BRASIL – Lula alerta que agenda de desenvolvimento sustentável da ONU pode se tornar um grande fracasso
O presidente defendeu uma reforma no sistema de governança global e destacou que a comunidade internacional está enfrentando múltiplas e simultâneas crises, tais como a pandemia da covid-19, a crise climática e as inseguranças alimentar e energética. Lula ressaltou que a desigualdade é a raiz desses problemas ou, ainda pior, agrava-os. Ele destacou que a Agenda 2030, considerada a mais ampla e ambiciosa ação coletiva da ONU voltada para o desenvolvimento, corre o risco de se tornar o maior fracasso da organização, pois, mesmo estando na metade do período de implementação, as metas definidas ainda estão distantes de serem alcançadas.
Diante disso, Lula ressaltou a importância de reduzir as desigualdades dentro dos países e entre eles como objetivo central da Agenda 2030. Ele afirmou que somente através da indignação é que será possível superar a desigualdade e transformar efetivamente o mundo ao nosso redor. O presidente enfatizou que a ONU precisa cumprir seu papel na construção de um mundo mais justo, solidário e fraterno, mas para isso, seus membros devem ser corajosos o suficiente para proclamar sua indignação com a desigualdade e trabalhar incansavelmente para superá-la.
Além disso, Lula ressaltou o compromisso do Brasil em enfrentar os principais desafios globais. Ele citou programas e ações implementados pelo governo brasileiro, como o Brasil sem Fome, o Bolsa Família, a taxação de super-ricos, a busca pela igualdade salarial entre homens e mulheres, o combate ao feminicídio e a defesa dos direitos de grupos LGBTQI+ e pessoas com deficiência. Lula também reafirmou o compromisso do Brasil em implementar os 17 objetivos de desenvolvimento sustentável de maneira integrada e indivisível, e expressou o desejo de alcançar a igualdade racial como um décimo oitavo objetivo.
No que diz respeito às mudanças climáticas, Lula cobrou dos países ricos o cumprimento dos compromissos assumidos internacionalmente, como a doação de US$ 100 bilhões por ano para países em desenvolvimento preservarem suas florestas. Ele destacou que esses recursos continuam sendo apenas uma promessa e ressaltou a necessidade de corrigir os rumos e implementar o que já foi acordado.

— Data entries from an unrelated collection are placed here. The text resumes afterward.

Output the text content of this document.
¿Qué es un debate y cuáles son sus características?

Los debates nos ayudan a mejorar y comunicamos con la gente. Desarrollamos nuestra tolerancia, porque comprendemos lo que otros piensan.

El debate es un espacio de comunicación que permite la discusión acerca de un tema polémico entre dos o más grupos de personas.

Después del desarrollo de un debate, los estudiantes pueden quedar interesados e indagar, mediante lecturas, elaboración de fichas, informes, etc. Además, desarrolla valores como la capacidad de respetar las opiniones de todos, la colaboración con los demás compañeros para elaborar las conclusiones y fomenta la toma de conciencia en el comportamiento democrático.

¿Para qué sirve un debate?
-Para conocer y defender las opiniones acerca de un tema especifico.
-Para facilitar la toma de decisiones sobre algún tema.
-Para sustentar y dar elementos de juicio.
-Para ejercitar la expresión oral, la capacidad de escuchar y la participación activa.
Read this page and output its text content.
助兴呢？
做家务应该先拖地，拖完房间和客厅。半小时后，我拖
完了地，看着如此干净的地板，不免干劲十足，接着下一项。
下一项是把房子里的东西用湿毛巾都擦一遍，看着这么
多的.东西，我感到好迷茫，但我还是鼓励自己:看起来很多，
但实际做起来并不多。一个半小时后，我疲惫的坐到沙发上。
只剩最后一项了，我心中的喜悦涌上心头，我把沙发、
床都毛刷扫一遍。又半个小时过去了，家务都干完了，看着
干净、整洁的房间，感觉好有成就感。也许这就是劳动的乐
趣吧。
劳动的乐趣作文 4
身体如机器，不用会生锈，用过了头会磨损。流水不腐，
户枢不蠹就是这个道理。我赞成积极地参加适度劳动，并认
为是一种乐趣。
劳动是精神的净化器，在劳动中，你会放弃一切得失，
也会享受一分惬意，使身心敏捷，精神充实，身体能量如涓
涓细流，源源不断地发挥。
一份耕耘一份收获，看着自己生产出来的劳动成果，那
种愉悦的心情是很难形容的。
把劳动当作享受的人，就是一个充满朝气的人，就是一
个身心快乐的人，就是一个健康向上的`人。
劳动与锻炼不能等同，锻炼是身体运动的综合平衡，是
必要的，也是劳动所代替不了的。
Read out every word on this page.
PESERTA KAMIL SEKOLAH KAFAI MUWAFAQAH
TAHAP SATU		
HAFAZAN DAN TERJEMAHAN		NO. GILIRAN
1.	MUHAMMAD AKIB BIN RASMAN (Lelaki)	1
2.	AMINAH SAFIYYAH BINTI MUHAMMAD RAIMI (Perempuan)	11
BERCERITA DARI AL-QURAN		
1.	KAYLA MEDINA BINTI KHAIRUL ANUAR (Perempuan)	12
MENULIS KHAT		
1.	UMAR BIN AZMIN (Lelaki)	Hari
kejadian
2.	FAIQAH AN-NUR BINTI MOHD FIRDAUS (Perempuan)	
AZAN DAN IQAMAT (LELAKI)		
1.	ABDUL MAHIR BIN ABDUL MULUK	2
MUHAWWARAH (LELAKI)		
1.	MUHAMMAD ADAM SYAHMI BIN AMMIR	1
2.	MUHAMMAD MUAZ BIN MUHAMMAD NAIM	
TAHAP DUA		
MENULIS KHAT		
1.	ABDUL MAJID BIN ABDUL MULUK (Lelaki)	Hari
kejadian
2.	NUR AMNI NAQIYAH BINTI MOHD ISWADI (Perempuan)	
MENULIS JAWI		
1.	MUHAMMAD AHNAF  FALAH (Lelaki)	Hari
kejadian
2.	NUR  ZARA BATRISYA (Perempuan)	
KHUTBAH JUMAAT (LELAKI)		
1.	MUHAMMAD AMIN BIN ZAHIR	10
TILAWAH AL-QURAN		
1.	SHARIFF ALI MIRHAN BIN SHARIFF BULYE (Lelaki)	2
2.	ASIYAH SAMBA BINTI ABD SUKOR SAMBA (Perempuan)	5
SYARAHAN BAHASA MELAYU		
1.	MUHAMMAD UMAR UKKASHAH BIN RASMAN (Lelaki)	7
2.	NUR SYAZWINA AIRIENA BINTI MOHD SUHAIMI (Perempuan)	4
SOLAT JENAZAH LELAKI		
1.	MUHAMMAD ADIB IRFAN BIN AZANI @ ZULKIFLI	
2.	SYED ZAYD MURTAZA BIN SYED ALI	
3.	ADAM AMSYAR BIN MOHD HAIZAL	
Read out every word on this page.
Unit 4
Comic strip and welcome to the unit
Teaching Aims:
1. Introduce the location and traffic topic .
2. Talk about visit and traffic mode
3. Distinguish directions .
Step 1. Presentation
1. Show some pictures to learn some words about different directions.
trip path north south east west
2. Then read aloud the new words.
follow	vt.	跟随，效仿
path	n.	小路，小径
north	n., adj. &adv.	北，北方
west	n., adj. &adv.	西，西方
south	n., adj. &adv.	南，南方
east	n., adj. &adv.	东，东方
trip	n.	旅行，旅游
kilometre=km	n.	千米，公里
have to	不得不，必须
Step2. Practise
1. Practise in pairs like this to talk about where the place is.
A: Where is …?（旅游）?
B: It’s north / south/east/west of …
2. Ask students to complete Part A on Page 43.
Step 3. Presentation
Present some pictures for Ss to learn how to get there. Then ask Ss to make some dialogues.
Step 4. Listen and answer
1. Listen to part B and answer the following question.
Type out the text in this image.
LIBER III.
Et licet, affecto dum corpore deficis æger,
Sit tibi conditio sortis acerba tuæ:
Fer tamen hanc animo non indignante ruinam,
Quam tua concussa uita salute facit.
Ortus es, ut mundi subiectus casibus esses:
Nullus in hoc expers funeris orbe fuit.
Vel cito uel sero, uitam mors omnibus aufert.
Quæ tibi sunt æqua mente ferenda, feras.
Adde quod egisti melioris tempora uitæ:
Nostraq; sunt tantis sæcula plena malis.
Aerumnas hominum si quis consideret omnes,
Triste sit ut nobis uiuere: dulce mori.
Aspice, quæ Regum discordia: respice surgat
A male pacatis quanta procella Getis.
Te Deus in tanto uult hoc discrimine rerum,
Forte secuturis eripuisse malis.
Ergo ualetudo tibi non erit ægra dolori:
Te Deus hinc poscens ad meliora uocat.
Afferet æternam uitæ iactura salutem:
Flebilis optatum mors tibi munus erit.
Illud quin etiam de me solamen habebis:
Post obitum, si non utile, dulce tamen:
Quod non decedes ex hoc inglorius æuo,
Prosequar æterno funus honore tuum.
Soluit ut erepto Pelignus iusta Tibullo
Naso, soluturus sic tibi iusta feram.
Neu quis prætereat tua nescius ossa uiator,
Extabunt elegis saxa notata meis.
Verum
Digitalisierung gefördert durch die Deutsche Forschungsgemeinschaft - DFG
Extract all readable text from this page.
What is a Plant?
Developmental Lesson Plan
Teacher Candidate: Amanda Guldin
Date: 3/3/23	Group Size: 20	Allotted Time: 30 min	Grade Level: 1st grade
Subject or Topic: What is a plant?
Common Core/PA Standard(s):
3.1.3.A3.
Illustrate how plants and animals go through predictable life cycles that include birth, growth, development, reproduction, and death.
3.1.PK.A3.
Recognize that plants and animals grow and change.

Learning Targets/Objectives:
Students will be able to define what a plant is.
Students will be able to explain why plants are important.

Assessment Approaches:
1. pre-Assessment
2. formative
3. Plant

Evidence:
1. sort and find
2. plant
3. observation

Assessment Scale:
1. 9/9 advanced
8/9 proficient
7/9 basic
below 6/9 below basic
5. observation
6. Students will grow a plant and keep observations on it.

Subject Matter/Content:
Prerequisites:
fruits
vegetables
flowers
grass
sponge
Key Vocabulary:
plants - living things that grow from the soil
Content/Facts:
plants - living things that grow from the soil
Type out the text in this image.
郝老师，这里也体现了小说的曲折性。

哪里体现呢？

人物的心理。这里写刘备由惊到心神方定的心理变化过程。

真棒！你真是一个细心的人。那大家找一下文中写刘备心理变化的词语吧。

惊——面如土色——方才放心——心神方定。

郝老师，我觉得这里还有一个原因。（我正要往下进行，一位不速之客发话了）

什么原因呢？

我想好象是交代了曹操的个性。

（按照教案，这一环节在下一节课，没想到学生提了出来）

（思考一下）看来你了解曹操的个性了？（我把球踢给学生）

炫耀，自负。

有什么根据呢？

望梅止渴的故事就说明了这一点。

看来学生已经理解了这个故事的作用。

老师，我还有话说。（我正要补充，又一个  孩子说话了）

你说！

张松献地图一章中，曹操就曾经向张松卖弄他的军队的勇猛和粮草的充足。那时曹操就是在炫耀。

Lula enfatizou que a ação contra as mudanças climáticas implica enfrentar desigualdades históricas e defendeu a atuação conjunta para promover um modelo de desenvolvimento socialmente justo e ambientalmente sustentável.
O presidente brasileiro também mencionou a Cúpula da Amazônia, realizada em agosto em Belém, onde os países da região lançaram uma agenda comum de colaboração para combater o desmatamento e promover a inclusão produtiva dos povos da região, com base na soberania sobre os territórios.
O discurso de Lula ocorreu durante o debate geral da Assembleia Geral da ONU, cujo tema deste ano é “Reconstruir a confiança e reacender a solidariedade global: acelerando ações para a Agenda 2030 e seus Objetivos de Desenvolvimento Sustentável rumo à paz, prosperidade, ao progresso e à sustentabilidade para todos”. Nesse contexto, os líderes dos Estados-membros são convidados a discursar para expor suas visões e preocupações diante do sistema multilateral.
É importante ressaltar que o governo brasileiro tradicionalmente faz o primeiro discurso da Assembleia das Nações Unidas, seguido pelo presidente dos Estados Unidos. Neste ano, essa tradição foi mantida, sendo a oitava vez que o presidente Lula abre o debate geral dos chefes de Estado. Durante seus mandatos anteriores, Lula esteve presente no evento todos os anos de 2003 a 2009. O presidente brasileiro também aproveitou a visita a Nova York para participar de reuniões com empresários e autoridades estrangeiras, além de encontros com o presidente da Ucrânia, Volodimir Zelensky, e o presidente dos Estados Unidos, Joe Biden. Durante essa visita, Lula e Biden lançaram uma iniciativa global para promover o trabalho decente.